赵广西,刘 浩,李志芬,杜 伟,杨 帛,张克义

(1.国家葡萄、葡萄酒质量监督检验中心(秦皇岛),河北秦皇岛 066000；2.秦皇岛市食品药品检验中心,河北秦皇岛 066000)

葡萄酒中外源性天然色素掺伪检测

赵广西1,刘 浩1,李志芬2,杜 伟1,杨 帛1,张克义1

(1.国家葡萄、葡萄酒质量监督检验中心(秦皇岛),河北秦皇岛 066000；2.秦皇岛市食品药品检验中心,河北秦皇岛 066000)

研究确定了葡萄酒中可能添加的天然色素种类是花青素类物质,并建立了葡萄酒中花色苷的检测方法,样品经SPE提取后高效液相色谱荧光法进行定性、定量分析。确定了葡萄酒中6种主要呈色物质：锦葵素-3-葡萄糖苷；锦葵素-3-乙酰葡萄糖苷；锦葵素-3-p-香豆酰葡萄糖苷；芍药素-3-葡萄糖苷;飞燕草素-3-葡萄糖苷；矮牵牛色素-3-葡萄糖苷,比例分别为5∶1.5∶1∶0.5∶0.4∶0.4,当酒中原有花色苷种类和比例出现剧烈变化时,即可判定添加了外源花色苷,方法可以有效判定酒中是否添加外源花色苷。

高效液相色谱法,鉴别检测,天然色素

天然色素是由天然资源获得的食用色素。天然色素不仅给予食品增添了风味,而且相当部分具有一定的生理活性。目前,开发利用天然色素,已成为食品、化妆品业的发展趋势。尤其是欧美一些发达国家在食品中使用天然色素的比例已达 85%,并有完全取代合成色素的趋势,在我国每年生产的食品色素中天然色素也占了90%[1-3]。但天然色素也存在严重的滥用、乱用问题。因此市场上存在着大量天然色素调色产品,其以次充好,以假乱真,造成了市场的混乱。

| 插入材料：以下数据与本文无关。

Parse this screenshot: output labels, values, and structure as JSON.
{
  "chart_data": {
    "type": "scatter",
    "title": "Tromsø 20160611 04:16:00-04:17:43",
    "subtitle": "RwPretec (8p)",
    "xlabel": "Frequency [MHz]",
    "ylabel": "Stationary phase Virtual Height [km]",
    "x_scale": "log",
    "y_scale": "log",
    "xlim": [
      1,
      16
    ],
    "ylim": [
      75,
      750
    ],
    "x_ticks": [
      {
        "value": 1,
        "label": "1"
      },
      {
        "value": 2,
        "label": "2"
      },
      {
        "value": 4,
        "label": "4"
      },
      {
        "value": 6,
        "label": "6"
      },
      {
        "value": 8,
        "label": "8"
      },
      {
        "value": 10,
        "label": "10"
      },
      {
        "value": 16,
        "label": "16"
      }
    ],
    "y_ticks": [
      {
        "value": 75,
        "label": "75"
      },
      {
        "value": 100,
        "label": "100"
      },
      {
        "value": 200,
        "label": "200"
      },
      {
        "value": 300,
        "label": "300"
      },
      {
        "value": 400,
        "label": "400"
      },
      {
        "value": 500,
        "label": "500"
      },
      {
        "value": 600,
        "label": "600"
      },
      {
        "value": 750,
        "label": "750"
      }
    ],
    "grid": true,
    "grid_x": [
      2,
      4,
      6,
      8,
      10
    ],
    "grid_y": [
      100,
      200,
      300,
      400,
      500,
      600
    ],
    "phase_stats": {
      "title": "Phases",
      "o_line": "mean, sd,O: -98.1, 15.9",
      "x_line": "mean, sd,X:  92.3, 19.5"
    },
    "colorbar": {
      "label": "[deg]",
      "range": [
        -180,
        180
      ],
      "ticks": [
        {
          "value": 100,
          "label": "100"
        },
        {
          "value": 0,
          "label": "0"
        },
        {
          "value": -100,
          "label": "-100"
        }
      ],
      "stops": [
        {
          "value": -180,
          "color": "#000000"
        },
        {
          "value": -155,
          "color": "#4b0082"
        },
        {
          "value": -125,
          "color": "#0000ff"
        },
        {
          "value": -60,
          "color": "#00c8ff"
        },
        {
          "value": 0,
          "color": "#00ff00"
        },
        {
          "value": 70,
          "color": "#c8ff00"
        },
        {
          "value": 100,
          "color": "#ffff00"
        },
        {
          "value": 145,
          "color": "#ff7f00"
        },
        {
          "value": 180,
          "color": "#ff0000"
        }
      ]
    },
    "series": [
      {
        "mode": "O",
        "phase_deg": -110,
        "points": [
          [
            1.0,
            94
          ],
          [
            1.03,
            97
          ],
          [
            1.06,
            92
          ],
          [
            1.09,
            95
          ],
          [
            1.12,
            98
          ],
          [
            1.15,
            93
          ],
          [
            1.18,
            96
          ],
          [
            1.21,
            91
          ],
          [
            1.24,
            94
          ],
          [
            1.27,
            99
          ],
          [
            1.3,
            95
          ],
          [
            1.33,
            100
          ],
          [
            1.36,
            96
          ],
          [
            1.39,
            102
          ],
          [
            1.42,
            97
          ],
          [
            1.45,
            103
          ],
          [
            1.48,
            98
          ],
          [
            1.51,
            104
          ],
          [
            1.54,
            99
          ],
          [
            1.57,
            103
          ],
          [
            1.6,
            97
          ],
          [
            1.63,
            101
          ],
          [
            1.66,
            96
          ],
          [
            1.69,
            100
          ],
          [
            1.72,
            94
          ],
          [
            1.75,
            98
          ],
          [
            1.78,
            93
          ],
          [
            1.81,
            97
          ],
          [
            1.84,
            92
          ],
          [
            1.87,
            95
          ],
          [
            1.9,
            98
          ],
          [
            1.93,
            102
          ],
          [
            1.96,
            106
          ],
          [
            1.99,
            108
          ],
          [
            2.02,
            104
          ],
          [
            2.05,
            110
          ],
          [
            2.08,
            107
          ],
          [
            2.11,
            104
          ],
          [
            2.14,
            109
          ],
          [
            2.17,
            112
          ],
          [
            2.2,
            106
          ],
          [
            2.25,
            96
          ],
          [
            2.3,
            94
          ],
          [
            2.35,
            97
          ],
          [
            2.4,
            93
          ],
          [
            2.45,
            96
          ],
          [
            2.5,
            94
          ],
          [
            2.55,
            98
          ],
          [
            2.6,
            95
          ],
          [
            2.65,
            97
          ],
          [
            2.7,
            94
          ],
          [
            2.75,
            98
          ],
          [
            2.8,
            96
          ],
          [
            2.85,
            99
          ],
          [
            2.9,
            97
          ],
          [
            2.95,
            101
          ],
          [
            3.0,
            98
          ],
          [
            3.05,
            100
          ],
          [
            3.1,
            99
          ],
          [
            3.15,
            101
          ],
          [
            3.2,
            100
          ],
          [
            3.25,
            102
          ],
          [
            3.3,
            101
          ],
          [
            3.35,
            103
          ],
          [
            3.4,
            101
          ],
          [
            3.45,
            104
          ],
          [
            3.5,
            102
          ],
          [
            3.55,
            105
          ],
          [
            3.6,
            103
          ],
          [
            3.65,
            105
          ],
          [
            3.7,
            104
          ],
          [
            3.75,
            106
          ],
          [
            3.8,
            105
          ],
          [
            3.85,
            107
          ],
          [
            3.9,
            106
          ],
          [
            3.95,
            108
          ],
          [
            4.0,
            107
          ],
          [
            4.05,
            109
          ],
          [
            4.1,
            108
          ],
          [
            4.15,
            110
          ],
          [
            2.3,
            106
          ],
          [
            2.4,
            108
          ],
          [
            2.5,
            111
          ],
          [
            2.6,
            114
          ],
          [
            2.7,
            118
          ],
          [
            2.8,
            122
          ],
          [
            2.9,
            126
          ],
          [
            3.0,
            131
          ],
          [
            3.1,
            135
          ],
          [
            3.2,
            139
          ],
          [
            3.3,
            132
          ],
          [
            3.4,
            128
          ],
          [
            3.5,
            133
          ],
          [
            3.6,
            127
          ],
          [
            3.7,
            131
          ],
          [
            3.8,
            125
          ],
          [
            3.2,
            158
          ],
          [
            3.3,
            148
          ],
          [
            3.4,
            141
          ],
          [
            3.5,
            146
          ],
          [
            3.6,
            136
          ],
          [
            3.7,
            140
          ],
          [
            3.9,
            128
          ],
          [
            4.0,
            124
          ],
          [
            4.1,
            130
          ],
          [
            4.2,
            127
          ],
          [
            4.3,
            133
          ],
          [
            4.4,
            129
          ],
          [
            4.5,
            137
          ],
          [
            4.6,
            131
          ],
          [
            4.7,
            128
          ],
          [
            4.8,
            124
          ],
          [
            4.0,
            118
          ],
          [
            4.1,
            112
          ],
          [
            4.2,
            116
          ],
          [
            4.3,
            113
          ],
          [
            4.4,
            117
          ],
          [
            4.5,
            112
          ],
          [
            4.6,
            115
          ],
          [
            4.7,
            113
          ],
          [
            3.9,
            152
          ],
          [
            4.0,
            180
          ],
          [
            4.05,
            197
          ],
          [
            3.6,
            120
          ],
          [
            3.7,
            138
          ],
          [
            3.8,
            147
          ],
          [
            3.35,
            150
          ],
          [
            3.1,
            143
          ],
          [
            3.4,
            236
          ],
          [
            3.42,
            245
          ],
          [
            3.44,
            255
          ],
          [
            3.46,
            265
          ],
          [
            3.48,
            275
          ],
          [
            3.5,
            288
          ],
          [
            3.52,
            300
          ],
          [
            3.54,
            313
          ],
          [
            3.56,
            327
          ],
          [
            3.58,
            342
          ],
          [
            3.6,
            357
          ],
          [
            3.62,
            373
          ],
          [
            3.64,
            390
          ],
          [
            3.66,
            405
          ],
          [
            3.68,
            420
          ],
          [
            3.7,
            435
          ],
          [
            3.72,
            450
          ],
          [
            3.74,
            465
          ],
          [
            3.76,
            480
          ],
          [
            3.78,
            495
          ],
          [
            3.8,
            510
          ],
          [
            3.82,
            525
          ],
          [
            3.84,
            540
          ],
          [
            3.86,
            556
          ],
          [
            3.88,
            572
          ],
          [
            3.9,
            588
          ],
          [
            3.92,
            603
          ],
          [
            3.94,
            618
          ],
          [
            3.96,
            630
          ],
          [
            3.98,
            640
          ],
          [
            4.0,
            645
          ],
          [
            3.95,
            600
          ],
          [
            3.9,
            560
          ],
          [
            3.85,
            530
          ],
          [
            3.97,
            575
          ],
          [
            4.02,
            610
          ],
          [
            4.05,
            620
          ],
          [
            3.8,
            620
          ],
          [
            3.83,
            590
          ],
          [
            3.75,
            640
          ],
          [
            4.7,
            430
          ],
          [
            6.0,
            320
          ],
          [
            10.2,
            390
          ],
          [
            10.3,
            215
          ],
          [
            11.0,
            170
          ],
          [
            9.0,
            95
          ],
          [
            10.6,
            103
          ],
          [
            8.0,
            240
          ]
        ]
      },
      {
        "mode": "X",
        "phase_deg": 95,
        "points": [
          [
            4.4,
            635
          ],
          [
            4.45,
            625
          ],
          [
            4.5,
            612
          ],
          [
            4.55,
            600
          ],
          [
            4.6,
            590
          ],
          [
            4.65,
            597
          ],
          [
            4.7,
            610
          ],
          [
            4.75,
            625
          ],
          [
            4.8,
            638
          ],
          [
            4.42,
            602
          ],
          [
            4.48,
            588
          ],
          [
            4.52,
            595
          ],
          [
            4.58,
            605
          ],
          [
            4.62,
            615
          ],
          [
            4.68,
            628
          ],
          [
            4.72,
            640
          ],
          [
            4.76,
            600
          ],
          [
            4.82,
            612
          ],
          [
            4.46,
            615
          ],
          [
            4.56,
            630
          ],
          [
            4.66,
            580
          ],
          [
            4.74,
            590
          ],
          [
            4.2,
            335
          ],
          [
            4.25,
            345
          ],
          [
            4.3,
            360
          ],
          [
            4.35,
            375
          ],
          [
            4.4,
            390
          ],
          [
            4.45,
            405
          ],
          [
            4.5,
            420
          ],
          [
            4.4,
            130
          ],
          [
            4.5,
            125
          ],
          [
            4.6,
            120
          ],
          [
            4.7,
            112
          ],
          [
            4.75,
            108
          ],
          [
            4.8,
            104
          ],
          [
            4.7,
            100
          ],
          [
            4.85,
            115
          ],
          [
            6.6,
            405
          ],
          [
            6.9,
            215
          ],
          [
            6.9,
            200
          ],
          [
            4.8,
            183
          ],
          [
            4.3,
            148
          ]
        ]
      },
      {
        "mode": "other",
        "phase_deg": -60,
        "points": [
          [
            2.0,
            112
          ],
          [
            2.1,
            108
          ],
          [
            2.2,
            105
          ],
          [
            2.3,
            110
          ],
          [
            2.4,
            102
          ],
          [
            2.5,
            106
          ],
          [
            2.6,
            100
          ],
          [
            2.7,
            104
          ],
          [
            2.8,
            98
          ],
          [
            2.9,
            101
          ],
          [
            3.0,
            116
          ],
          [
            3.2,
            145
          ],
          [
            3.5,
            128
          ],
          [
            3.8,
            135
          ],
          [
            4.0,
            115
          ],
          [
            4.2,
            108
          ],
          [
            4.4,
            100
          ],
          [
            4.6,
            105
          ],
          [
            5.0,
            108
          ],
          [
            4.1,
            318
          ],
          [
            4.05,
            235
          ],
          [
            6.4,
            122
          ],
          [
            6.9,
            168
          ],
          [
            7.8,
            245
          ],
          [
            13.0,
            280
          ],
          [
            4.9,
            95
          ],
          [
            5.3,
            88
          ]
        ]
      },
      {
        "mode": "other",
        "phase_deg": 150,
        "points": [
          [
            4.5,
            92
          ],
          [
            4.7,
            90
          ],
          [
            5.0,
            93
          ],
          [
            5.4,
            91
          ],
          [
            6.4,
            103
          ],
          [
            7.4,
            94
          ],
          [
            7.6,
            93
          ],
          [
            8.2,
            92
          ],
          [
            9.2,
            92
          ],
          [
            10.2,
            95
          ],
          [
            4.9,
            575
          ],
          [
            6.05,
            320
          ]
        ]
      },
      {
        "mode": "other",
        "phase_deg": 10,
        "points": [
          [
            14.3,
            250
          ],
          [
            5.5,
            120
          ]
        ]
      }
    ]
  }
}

食品天然色素主要来源于植物色素,根据其化学结构,分为花青素、类胡萝卜素、叶绿素。其中花青素类色素水溶性好,在微酸条件下对光、热条件变化的反应比较稳定且自然界植物资源丰富。尤其是主要为农副产品综合利用,价格低廉、成本低,如红米色素、黑豆皮素、萝卜红、葡萄皮、越橘红、黑加仑、红玫瑰茄色素等,是果酒中常用的着色剂[4]。

目前花青素主要检测方法有层析法[5]、分光光度法[6]、液相色谱法[7-11]、液质联用法[12-15]等。其中层析法、分光光度法难以实现对多种色素的同时检测。高效液相色谱-质谱法仪器昂贵,保养使用精细。高效液相色谱法方法简单,重复性好,结果准确,是目前主要方法。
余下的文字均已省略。